その反応がよほど想定外だったのか、郭図も顔良も審配や張遼に対しての様に言葉が出てこなくなっていた。
袁紹の二枚看板の片割れ、顔良
ぶっちゃけ、よくわからない人で孔融からは袁紹軍を代表する豪傑と評され、荀彧からは話にならない雑魚呼ばわりされると言う、極端すぎる評価でしょう。
本編では侠客出身としてますが、袁紹軍で将軍位にあるという事を考えると一軍に匹敵する勢力を持参して、袁紹軍に加わったのではないかと思われます。
曹操軍で言えば青洲兵並の実力と勢力でなければ、袁紹軍での影響力を持てなかったのではないでしょうか。
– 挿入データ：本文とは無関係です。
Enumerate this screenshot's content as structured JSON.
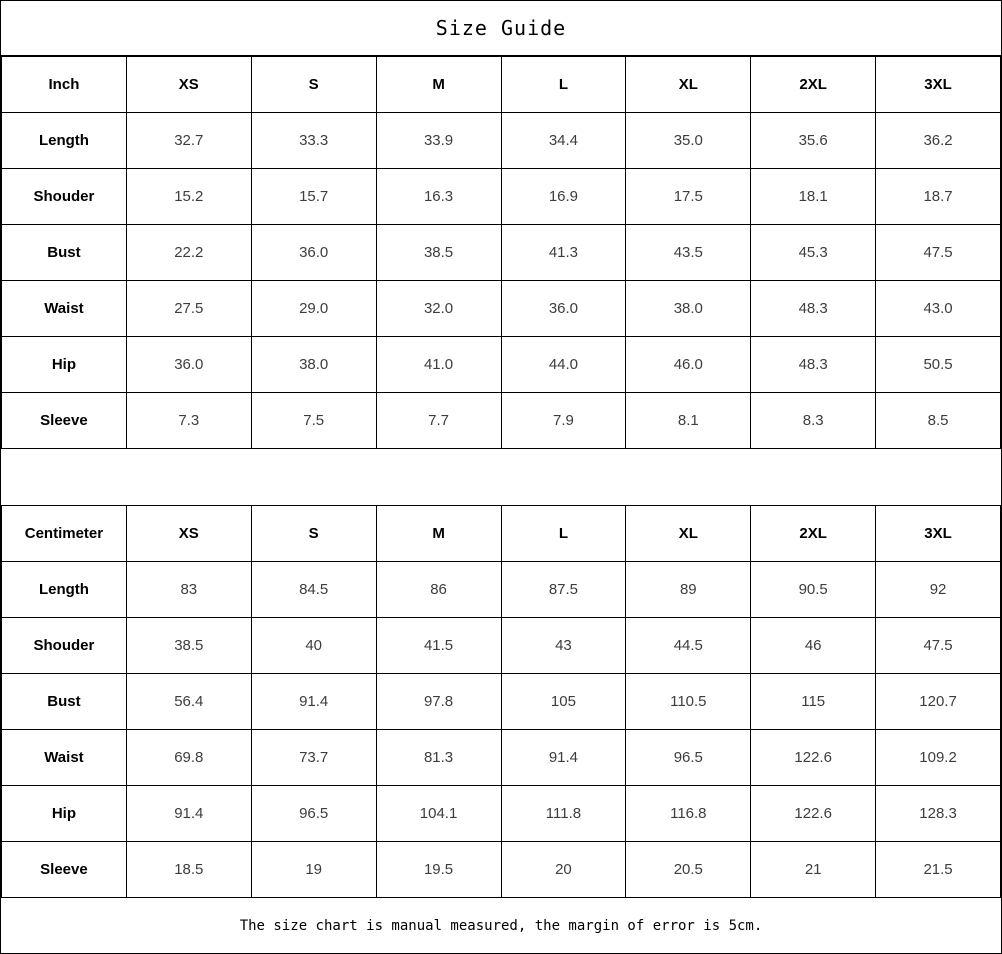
{
  "title": "Size Guide",
  "footer": "The size chart is manual measured, the margin of error is 5cm.",
  "colors": {
    "border": "#000000",
    "background": "#ffffff",
    "header_text": "#000000",
    "value_text": "#3d3d3d"
  },
  "chart_data": [
    {
      "type": "table",
      "title": "Size Guide",
      "unit": "Inch",
      "header": [
        "Inch",
        "XS",
        "S",
        "M",
        "L",
        "XL",
        "2XL",
        "3XL"
      ],
      "rows": [
        [
          "Length",
          "32.7",
          "33.3",
          "33.9",
          "34.4",
          "35.0",
          "35.6",
          "36.2"
        ],
        [
          "Shouder",
          "15.2",
          "15.7",
          "16.3",
          "16.9",
          "17.5",
          "18.1",
          "18.7"
        ],
        [
          "Bust",
          "22.2",
          "36.0",
          "38.5",
          "41.3",
          "43.5",
          "45.3",
          "47.5"
        ],
        [
          "Waist",
          "27.5",
          "29.0",
          "32.0",
          "36.0",
          "38.0",
          "48.3",
          "43.0"
        ],
        [
          "Hip",
          "36.0",
          "38.0",
          "41.0",
          "44.0",
          "46.0",
          "48.3",
          "50.5"
        ],
        [
          "Sleeve",
          "7.3",
          "7.5",
          "7.7",
          "7.9",
          "8.1",
          "8.3",
          "8.5"
        ]
      ]
    },
    {
      "type": "table",
      "title": "Size Guide",
      "unit": "Centimeter",
      "header": [
        "Centimeter",
        "XS",
        "S",
        "M",
        "L",
        "XL",
        "2XL",
        "3XL"
      ],
      "rows": [
        [
          "Length",
          "83",
          "84.5",
          "86",
          "87.5",
          "89",
          "90.5",
          "92"
        ],
        [
          "Shouder",
          "38.5",
          "40",
          "41.5",
          "43",
          "44.5",
          "46",
          "47.5"
        ],
        [
          "Bust",
          "56.4",
          "91.4",
          "97.8",
          "105",
          "110.5",
          "115",
          "120.7"
        ],
        [
          "Waist",
          "69.8",
          "73.7",
          "81.3",
          "91.4",
          "96.5",
          "122.6",
          "109.2"
        ],
        [
          "Hip",
          "91.4",
          "96.5",
          "104.1",
          "111.8",
          "116.8",
          "122.6",
          "128.3"
        ],
        [
          "Sleeve",
          "18.5",
          "19",
          "19.5",
          "20",
          "20.5",
          "21",
          "21.5"
        ]
      ]
    }
  ]
}
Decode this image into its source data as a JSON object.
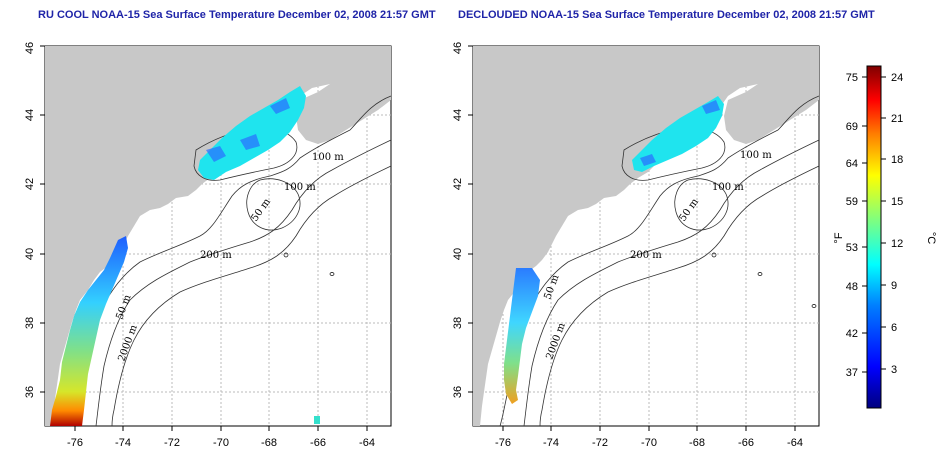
{
  "panels": [
    {
      "id": "left",
      "title": "RU COOL NOAA-15 Sea Surface Temperature December 02, 2008 21:57 GMT",
      "lat_ticks": [
        "36",
        "38",
        "40",
        "42",
        "44",
        "46"
      ],
      "lon_ticks": [
        "-76",
        "-74",
        "-72",
        "-70",
        "-68",
        "-66",
        "-64"
      ],
      "contour_labels": [
        "100 m",
        "100 m",
        "50 m",
        "200 m",
        "50 m",
        "2000 m"
      ]
    },
    {
      "id": "right",
      "title": "DECLOUDED NOAA-15 Sea Surface Temperature December 02, 2008 21:57 GMT",
      "lat_ticks": [
        "36",
        "38",
        "40",
        "42",
        "44",
        "46"
      ],
      "lon_ticks": [
        "-76",
        "-74",
        "-72",
        "-70",
        "-68",
        "-66",
        "-64"
      ],
      "contour_labels": [
        "100 m",
        "100 m",
        "50 m",
        "200 m",
        "50 m",
        "2000 m"
      ]
    }
  ],
  "colorbar": {
    "f_label": "°F",
    "c_label": "°C",
    "f_ticks": [
      "75",
      "69",
      "64",
      "59",
      "53",
      "48",
      "42",
      "37"
    ],
    "c_ticks": [
      "24",
      "21",
      "18",
      "15",
      "12",
      "9",
      "6",
      "3"
    ],
    "colors": [
      "#00007f",
      "#0000ff",
      "#007fff",
      "#00ffff",
      "#7fff7f",
      "#ffff00",
      "#ff7f00",
      "#ff0000",
      "#7f0000"
    ]
  },
  "colors": {
    "land": "#c8c8c8",
    "title": "#1f24a8",
    "sst_cold": "#19e6f0",
    "sst_mid": "#7ee08a",
    "sst_warm": "#ff6600"
  }
}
荀彧は袁紹軍の面々を低く見る傾向があり、まあその通りでもあるのですが、顔良は相当な実力者だったのかもしれません。
もしかすると、由緒正しき家柄の将軍だった可能性もあります。
が、本編の顔良の様にオネエではなかったでしょう。
ちなみに本編中に張郃が袁紹軍では低く見られているという感じの事を言っていますが、実際には名前が出てこないだけで、さほど低く見られてはいなかったみたいです。